Crisis rumbles on in Peru

Lima, Dec 16 (EFE).- Peru’s accidental president reached out Friday to people protesting the ouster and imprisonment of elected leftist head of state Pedro Castillo, proposing a dialogue to end the unrest that has claimed 20 lives, half of them since the imposition of a nationwide state of emergency.

“I have convened the leaders of the Catholic and evangelical churches to set up a dialogue in each of the regions that have mobilized,” Dina Boluarte said in a commencement address at a military academy.

“This transition government that I lead understands and continues to recognize the demands of the Peruvians who have come out legitimately to raise their voices, just as we continue supporting, ratifying that the police and the armed forces have clear instructions to safeguard the lives and human rights of the protesters,” the erstwhile vice president said.

Boluarte spoke a day after eight people died when soldiers opened fire on protesters trying to occupy the airport in Ayacucho, an incident captured on video.

Two members of her Cabinet resigned Friday over the security forces’ “disproportionate” response to the protests.

“This morning I have presented my letter of resignation from the office of Minister of State of education,” Patricia Correa wrote on Twitter. “The deaths of fellow citizens have no justification whatsoever. State violence cannot be disproportionate and deadly.”

Stepping down as culture minister, Jair Perez said that “the irreparable loss of brothers and sisters” made it impossible for him to remain in the government.

But Defense Minister Alberto Otarola spoke out later Friday to express the Boluarte government’s “unconditional support for our armed forces and National Police in this task of establishing internal order.”

On the political front, Peru’s Congress – which has an approval rating of 10 percent – rejected Boluarte’s proposal to move up the general elections from 2026 to December 2023.

The bill garnered 49 votes, far short of the 87 needed to pass, amid complaints from leftist lawmakers that the text should have included provision for a constituent assembly to draft a new constitution.

Congress removed Castillo on Dec. 7, hours after he announced the dissolution of the legislature and plans to hold elections for an assembly to craft a replacement for the constitution enacted during the 1990-2000 authoritarian regime of Alberto Fujimori.

Castillo supporters mounted fresh protests Friday in various Peruvian cities to demand his release from custody.

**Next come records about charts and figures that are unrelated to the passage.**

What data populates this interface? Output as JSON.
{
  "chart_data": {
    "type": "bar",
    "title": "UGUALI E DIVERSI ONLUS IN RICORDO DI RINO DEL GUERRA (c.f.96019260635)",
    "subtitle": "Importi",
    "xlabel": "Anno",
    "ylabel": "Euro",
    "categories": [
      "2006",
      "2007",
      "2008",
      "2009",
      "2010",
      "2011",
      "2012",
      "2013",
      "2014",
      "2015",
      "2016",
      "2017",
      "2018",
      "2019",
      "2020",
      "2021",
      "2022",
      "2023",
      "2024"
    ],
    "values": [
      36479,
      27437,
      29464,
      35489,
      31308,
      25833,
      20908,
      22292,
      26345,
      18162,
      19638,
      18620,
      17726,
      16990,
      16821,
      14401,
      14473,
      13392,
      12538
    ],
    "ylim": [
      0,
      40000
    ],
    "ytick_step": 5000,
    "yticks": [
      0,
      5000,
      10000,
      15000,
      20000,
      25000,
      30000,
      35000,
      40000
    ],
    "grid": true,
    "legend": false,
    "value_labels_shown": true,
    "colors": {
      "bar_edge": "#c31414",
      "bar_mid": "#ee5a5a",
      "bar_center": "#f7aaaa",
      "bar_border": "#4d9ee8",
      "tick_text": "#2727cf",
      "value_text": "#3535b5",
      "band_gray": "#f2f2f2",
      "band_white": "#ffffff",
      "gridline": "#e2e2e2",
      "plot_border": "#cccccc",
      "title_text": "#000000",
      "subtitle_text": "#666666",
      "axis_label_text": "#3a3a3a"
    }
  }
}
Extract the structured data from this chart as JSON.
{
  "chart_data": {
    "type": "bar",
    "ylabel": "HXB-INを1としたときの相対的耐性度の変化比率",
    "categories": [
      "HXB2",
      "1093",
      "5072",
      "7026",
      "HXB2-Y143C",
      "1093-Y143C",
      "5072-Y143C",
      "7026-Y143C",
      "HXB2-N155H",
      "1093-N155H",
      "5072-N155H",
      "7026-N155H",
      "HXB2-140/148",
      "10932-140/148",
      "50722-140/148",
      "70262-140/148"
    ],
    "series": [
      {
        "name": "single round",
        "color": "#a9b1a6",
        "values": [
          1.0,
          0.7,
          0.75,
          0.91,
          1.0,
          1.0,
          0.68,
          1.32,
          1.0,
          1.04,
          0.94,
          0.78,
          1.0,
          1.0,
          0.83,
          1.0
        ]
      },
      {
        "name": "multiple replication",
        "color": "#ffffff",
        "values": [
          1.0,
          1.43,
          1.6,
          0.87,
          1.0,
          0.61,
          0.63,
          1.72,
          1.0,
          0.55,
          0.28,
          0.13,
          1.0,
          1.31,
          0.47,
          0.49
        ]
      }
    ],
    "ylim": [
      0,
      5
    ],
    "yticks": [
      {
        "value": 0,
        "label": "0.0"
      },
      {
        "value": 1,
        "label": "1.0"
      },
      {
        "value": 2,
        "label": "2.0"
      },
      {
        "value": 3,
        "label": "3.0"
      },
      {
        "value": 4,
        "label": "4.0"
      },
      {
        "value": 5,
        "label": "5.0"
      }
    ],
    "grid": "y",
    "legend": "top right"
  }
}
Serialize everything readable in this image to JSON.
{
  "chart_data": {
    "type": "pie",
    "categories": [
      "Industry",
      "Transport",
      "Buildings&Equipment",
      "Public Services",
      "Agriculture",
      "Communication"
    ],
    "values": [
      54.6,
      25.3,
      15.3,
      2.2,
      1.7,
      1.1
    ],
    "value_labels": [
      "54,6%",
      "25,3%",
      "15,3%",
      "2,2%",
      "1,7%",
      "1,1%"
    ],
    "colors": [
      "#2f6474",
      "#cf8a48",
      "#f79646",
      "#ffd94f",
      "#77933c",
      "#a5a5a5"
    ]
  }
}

In Lima, police intervened to prevent clashes between Castillo partisans and some 1,000 people who took part in a march to show support for the armed forces and police.

Castillo, 53, had no previous experience of public office when he ran for president and narrowly won in a runoff against rightist Keiko Fujimori, daughter of imprisoned former President Alberto Fujimori.

Hailing from the poor northern region of Cajamarca and without allies among the traditional governing elite in Lima, the former schoolteacher faced hostility from the opposition-controlled Congress and allegations of corruption practically from the moment he took office in July 2021.